The middle-aged Sofia has given up on everything but hope. Yet, she starts to get ideas living in his Spartan flat, but Clemente is more concerned with passing off a counterfeit bill he mistakenly accepted. Frankly, he has plenty stashed in his oven, including the savings of Don Fico, a homeless eccentric planning smuggle his catatonic common-law wife out of Lima’s charity hospital.

It sounds like a horrendously contrived sitcom, but the Brothers Vega largely play it straight, maintaining a consistently dark and gritty tone throughout. This is a seedy, naturalistic environment, perfectly suited to their aloof protagonist. They do not even exploit the baby for shots of heartwarming cuteness. Ironically, Octubre’s subject matter could dissuade those who would most appreciate it, for fear of saccharine sweetness.
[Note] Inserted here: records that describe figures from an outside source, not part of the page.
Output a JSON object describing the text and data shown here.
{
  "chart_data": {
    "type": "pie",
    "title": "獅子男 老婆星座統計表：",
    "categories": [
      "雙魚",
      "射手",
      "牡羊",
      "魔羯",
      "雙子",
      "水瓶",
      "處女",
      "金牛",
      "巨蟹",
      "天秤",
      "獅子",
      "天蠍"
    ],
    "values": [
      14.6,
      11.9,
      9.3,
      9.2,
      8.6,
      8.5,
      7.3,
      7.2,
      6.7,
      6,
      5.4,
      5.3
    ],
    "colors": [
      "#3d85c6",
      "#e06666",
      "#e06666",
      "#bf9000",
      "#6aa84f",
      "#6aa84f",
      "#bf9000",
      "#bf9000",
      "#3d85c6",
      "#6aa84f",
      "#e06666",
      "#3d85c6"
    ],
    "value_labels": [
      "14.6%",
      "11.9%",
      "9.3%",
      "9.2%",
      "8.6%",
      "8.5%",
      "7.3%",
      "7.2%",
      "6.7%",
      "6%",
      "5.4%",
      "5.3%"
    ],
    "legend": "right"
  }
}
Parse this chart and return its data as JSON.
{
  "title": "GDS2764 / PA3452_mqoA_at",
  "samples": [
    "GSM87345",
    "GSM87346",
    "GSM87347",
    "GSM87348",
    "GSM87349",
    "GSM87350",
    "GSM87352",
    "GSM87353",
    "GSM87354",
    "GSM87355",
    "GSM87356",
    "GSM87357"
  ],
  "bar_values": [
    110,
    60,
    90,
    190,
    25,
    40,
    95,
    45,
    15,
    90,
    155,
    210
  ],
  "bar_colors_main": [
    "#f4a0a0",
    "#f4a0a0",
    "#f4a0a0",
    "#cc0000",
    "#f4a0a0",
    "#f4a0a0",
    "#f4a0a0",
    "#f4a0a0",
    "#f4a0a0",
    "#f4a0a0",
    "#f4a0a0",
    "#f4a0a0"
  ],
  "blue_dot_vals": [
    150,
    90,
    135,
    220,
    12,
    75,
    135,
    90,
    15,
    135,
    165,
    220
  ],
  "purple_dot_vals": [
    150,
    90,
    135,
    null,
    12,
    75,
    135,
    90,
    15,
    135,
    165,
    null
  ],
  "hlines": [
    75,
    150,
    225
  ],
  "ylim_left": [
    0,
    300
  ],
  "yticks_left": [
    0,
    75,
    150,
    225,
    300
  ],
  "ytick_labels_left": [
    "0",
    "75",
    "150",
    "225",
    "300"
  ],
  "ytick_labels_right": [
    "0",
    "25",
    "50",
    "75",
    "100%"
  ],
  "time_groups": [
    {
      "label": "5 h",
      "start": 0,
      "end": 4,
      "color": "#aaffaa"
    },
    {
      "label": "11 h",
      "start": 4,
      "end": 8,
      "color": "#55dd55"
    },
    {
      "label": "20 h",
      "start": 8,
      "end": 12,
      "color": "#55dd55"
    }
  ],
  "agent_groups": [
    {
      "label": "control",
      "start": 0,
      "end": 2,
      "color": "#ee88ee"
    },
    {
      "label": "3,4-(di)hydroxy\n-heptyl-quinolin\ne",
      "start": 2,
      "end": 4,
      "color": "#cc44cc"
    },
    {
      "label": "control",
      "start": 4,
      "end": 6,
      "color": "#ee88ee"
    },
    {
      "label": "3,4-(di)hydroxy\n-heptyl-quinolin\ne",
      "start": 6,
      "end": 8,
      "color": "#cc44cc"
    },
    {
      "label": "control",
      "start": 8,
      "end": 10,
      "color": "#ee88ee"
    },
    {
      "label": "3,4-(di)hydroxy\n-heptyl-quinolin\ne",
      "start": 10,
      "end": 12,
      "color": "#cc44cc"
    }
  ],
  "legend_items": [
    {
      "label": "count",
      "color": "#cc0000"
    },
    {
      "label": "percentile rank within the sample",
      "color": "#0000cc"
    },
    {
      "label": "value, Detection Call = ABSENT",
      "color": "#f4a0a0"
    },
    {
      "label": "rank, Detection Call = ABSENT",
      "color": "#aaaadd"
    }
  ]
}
Have no such concerns, this film is a perfectly respectable downer.

In a performance of great integrity, Bruno Odar conveys something tragically human in Clemente without making any concessions to likability. Likewise, Gabriela Velásquez takes a decidedly unglamorous turn as Sofia. They are both deliberately understated and completely believable as a result.

Though the Vegas present Catholicism in rather ambiguous contexts, they at least resist the temptation of gratuitous cheap shots. However, they never build up much momentum or achieve a payoff of appreciable substance. Essentially, they provide a showcase for their two unlikely leads. Cold but oddly affecting, Octubre screens next Saturday (4/2) at the Walter Reade and the following Sunday (4/3) at MoMA as part of the 2011 ND/NF.